If you don't want to use reference pointer, you could use pointer to pointer. My complete code goes like below:
void insertAtEnd(struct node **p,int new_data)
{
struct node *new_node=(struct node *)malloc(sizeof(struct node));
new_node->data=new_data;
new_node->next=NULL;
if((*p)==NULL)//if list is empty
{
*p=new_node;
return;
}
struct node* last=*p;//initailly points to the 1st node
while((last)->next != NULL)//traverse till the last node
last=last->next;
last->next=new_node;
}
void printlist(struct node *node)
{
while(node != NULL);
{
printf("%d->",node->data);
node=node->next;
}
}
int main()
{
struct node *root=NULL;
insertAtEnd(&root,1);
insertAtEnd(&root,2);
insertAtEnd(&root,3);
insertAtEnd(&root,4);
insertAtEnd(&root,5);
printlist(root);
return 0;
}
Understanding the need of the below two variables is key to understanding the problem:
struct node **p: Because we need to link it from the root node created in the main.

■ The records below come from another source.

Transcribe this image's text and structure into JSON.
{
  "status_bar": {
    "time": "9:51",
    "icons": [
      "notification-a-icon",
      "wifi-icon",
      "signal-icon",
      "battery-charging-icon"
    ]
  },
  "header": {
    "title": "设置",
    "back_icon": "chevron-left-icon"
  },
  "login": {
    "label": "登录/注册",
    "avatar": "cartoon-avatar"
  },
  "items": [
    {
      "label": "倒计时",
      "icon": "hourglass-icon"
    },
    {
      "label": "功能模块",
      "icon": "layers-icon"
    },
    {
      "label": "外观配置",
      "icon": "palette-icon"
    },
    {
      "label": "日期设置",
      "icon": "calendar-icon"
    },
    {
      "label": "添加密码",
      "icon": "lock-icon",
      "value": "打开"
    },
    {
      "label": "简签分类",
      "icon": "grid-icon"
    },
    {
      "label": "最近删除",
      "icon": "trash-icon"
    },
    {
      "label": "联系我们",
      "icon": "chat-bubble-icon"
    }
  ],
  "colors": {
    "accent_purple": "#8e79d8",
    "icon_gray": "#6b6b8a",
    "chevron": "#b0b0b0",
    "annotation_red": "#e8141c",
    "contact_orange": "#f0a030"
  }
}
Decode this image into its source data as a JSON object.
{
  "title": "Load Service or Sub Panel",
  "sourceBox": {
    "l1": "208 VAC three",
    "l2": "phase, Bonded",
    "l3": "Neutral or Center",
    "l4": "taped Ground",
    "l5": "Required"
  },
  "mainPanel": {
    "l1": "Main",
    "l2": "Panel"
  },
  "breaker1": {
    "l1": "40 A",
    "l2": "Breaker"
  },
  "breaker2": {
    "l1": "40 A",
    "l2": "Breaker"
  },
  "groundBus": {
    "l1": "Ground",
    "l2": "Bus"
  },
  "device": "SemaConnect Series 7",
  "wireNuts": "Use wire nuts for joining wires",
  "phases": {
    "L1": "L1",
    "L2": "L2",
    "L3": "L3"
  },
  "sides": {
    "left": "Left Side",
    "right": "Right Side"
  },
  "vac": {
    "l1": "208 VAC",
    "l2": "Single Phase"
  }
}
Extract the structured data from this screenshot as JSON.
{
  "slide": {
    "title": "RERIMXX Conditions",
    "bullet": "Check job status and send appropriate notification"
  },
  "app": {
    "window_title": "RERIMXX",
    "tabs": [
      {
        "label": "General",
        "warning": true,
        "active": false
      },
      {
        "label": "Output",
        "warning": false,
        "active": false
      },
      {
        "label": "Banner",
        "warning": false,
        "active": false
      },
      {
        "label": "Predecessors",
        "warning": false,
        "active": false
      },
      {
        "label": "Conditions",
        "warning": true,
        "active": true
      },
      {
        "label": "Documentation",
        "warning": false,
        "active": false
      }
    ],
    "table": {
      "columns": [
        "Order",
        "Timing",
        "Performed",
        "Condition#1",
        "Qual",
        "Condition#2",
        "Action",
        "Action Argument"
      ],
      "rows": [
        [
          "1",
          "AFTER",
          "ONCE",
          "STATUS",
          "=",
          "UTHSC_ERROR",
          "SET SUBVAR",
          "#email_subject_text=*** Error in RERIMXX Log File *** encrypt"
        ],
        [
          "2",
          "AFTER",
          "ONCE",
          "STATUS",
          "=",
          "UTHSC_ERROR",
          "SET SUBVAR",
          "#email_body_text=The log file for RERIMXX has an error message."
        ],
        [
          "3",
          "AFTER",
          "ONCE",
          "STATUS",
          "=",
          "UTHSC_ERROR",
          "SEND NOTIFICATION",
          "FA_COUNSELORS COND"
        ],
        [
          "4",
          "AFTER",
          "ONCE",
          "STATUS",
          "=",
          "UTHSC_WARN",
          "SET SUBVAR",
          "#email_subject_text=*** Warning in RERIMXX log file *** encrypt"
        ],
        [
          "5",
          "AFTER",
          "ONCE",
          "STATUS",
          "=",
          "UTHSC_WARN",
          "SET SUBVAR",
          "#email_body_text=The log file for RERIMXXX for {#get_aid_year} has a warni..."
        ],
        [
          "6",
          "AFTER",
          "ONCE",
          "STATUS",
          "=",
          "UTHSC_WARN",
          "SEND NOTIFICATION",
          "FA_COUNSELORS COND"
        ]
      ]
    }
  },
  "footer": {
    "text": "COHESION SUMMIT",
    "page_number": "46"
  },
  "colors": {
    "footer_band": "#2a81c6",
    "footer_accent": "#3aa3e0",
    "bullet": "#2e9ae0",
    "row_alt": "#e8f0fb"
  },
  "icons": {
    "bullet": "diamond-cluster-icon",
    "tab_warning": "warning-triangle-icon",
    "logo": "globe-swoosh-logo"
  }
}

struct node* last: Because if not used, the original content will be changed with the contents of the next node inside the while loop. In the end only 2 elements will be printed, the last 2 nodes, which is not desired.
void addlast ( int a)
{
node* temp = new node;
temp->data = a;
temp->next = NULL;
temp->prev=NULL;
if(count == maxnum)
{
top = temp;
count++;
}
else
{
node* last = top;
while(last->next)
last=last->next;
last->next = temp;
}
}
#include <bits/stdc++.h>
using namespace std;
class Node
{
public:
int data;
Node *next;
};
void append(Node *first, int n)
{
Node *foo = new Node();
foo->data = n;
foo->next = NULL;
if (first == NULL)
{
first = foo;
}
else
{
Node *last = first;
while (last->next)
last = last->next;
last->next = foo;
}
}
void printList(Node *first)
{
while (first->next != NULL)
{
first = first->next;
cout << first->data << ' ';
}
}
int main()
{
Node *node = new Node();
append(node, 4);
append(node, 10);
append(node, 7);
printList(node);
return 0;
}
Output: 4 10 7
You can use this code:
void insertAtEnd(Node* firstNode, string name)
{
Node* newn = new Node; //create new node
while( firstNode->next != NULL ) //find the last element in yur list
firstNode = firstNode->next; //he is the one that points to NULL
firstNode->next = newn; //make it to point to the new element
newn->next = NULL; //make your new element to be the last (NULL)
newn->data = name; //assign data.
}
void InsertAtEnd (node* &firstNode, string name){
node* temp=firstNode;
while(temp && temp->next!=NULL) temp=temp->next;
node * temp1 = new node;
temp1->data=name;
temp1->next=NULL;
if(temp==NULL)
firstNode=temp1;
else
temp->next= temp1;
}
while loop will return at temp==null in your code instead you need to return last node pointer from while loop like this
while(temp && temp->next!=NULL) temp=temp->next;
and assign a new node to next pointer of the returned temp node will add the data to the tail of linked list.